1. Native macOS sandboxing is still missing
Users keep pointing out that the current Docker for macOS runs inside a Linux VM, which is “useful but only as a Linux machine goes.”
- garganzol: “Having real macOS Docker would solve the problem this project solves, and 1001 other problems.”
- mkagenius: “Apple containers were released a few months back… you can use it to completely sandbox Claude code too.”
- xyzzy_plugh: “This is just a wrapper around sandbox‑exec… I wish there was a simple way to sandbox programs with an overlay or copy‑on‑write semantics.”
2. Containers are not perfect security boundaries
The discussion repeatedly stresses that neither containers nor VMs provide absolute isolation, and that sandbox‑exec is a more reliable option for agents.
- dpe82: “Docker containers are not security boundaries.”
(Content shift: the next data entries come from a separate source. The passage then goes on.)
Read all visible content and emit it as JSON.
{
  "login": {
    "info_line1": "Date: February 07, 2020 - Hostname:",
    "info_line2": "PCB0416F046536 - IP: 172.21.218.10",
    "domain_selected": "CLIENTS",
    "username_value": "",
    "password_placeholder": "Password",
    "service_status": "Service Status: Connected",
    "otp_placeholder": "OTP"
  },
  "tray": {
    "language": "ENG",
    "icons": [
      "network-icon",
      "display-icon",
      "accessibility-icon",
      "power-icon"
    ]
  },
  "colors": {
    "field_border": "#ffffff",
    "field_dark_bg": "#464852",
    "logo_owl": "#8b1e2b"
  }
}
- PlasmaPower: “Containers provide a reasonable security/usability tradeoff… the primary concern is kernel vulnerabilities.”
- e1g: “Claude Code has ways to escape its sandbox… Safehouse makes that 0 %, which is categorically different.”
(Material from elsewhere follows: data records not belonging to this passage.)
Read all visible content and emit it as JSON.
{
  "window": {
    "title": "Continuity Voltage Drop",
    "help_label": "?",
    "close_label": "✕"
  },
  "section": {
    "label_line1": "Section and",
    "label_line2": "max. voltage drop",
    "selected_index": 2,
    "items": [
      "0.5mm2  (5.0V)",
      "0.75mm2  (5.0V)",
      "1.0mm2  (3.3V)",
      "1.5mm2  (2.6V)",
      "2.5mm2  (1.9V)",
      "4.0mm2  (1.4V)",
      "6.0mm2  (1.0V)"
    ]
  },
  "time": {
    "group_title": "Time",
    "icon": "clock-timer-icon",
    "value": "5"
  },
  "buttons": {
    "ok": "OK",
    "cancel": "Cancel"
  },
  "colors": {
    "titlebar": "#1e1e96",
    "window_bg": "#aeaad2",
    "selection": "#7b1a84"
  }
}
3. Fine‑grained policy and usability matters
Participants highlight the need for easy policy creation, overlay file systems, and a clear “pause‑and‑ask” communication layer for agents.
- xyzzy_plugh: “I do wish that there was a simple way to sandbox programs with an overlay or copy‑on‑write semantics.”
- dbmikus: “We support copy‑on‑write semantics locally… spin up sandboxes from the CLI, expose TCP/UDP ports, and share URLs with teammates.”
- naomi_kynes: “The sandbox keeps the agent contained, but doesn’t give it a clean ‘pause and ask’ primitive… the second layer is still awkward for most setups.”